En 1880 emprendió una larga gira por Europa y América y no regresó a París, hasta 1893, cuando asumió la dirección del teatro Renaissance y, cinco años después, del Teatro de las Naciones. Sus problemas de salud no le hicieron interrumpir su carrera. Cuando murió, el 26 de marzo de 1923, se preparaba para filmar su primera película.
Dos veces estuvo en Cuba. En la primera visita dijo que los cubanos eran indios con levita. En la segunda, emplazada por el periodista Armando Dobal, del Diario de la Marina, se retractó de sus palabras en una carta que apareció en las páginas de ese periódico. El escribidor vio el documento original y tuvo una fotocopia, que se extravió, para no aparecer, en la redacción de una revista.
Existen varias versiones acerca del encuentro entre la diva y el diestro. Algunos afirman que ella acudió a verlo torear, «y cuando el matador ya había cumplido su faena y recorría la plaza orgulloso de su hazaña, cruzó su mirada con la misteriosa dama y ese contacto visual resultó suficiente para cautivarlo…». La invitó a participar en una becerrada con toda la compañía.
Otros aseguran que se conocieron en el hotel Inglaterra, donde ambos se hospedaban. Coincidieron en el restaurante del establecimiento y ella observó cómo, tras la cena, él encendía un tabaco y salía a la calle seguido por una corte de admiradores.

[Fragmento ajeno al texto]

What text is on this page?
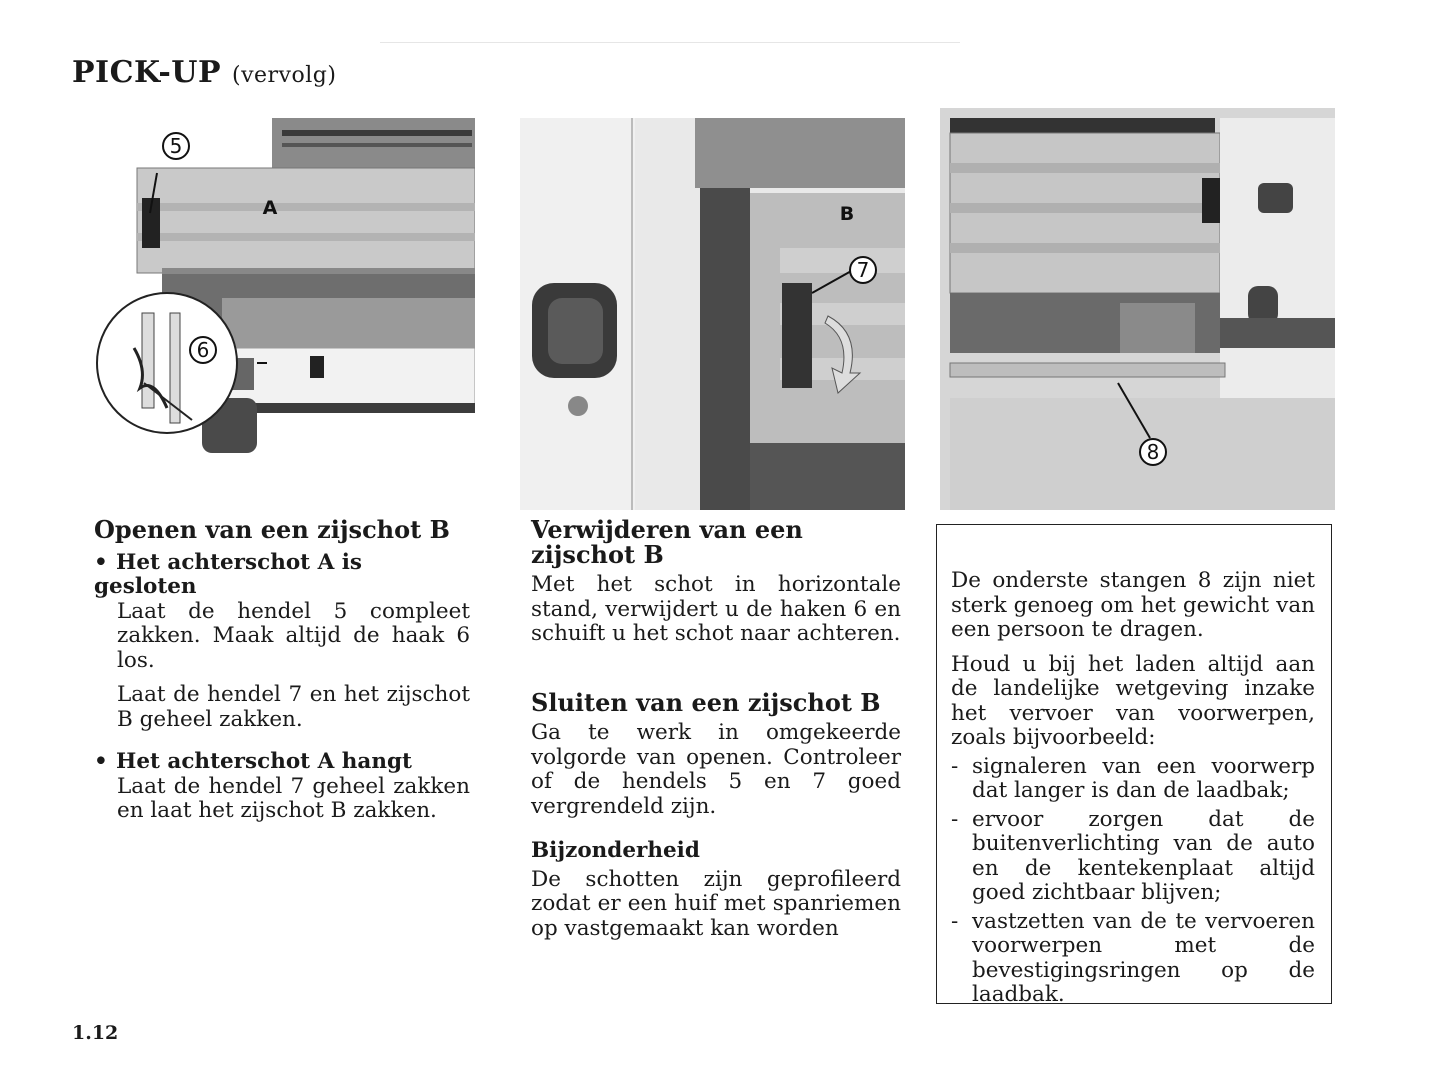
PICK-UP (vervolg)
5
A
6
B
7
8
Openen van een zijschot B
• Het achterschot A is gesloten

Laat de hendel 5 compleet zakken. Maak altijd de haak 6 los.

Laat de hendel 7 en het zijschot B geheel zakken.

• Het achterschot A hangt

Laat de hendel 7 geheel zakken en laat het zijschot B zakken.

Verwijderen van een zijschot B

Met het schot in horizontale stand, verwijdert u de haken 6 en schuift u het schot naar achteren.

Sluiten van een zijschot B

Ga te werk in omgekeerde volgorde van openen. Controleer of de hendels 5 en 7 goed vergrendeld zijn.

Bijzonderheid

De schotten zijn geprofileerd zodat er een huif met spanriemen op vastgemaakt kan worden

De onderste stangen 8 zijn niet sterk genoeg om het gewicht van een persoon te dragen.

Houd u bij het laden altijd aan de landelijke wetgeving inzake het vervoer van voorwerpen, zoals bijvoorbeeld:

- signaleren van een voorwerp dat langer is dan de laadbak;
- ervoor zorgen dat de buitenverlichting van de auto en de kentekenplaat altijd goed zichtbaar blijven;
- vastzetten van de te vervoeren voorwerpen met de bevestigingsringen op de laadbak.
1.12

Volvieron a encontrarse en el mismo sitio y una vez que él encendió su tabaco, ella lo hizo llamar con un camarero. Galante y juncal, Mazzantini atravesó el salón, le besó la mano y preguntó en qué podía servirla. Dijo ella que quería que la enseñara a fumar uno de sus puros. Respondió el torero que eso era mucho más fácil que torear y mucho menos peligroso, y que lo haría encantado.
Ella se negó a que las clases fueran en público. Alegó que no quería que sus admiradores la vieran echar humo, y prefería que se vieran en su habitación o en la del torero.
Luis Mazzantini aceptó gustoso. Había encontrado un nuevo amor en La Habana, pero no uno cualquiera, sino el de una de las mujeres más codiciadas de su tiempo.
Se dice que, a partir de su encuentro con Sarah, el torero ya no fue el mismo. Sus presentaciones aquí dejaron entonces mucho que desear. La noticia del romance corrió con rapidez y no demoró en llegar a Europa. Pero el asunto parece no haber pasado de La Habana.
En 1905 muere la esposa de Mazzantini y él abandona definitivamente el ruedo. Jura que nunca más volverá a torear. Se corta la coleta y la ata a la muñeca de la difunta antes de darle sepultura.
Se dedica entonces a la política, y tiene éxito. Resultó Concejal del Ayuntamiento de Madrid, Teniente alcalde, miembro de la Diputación Provincial, y Gobernador civil de Guadalajara y Ávila.
Fallece en Madrid, el 23 de abril de 1926. Había sobrevivido tres años a la diva.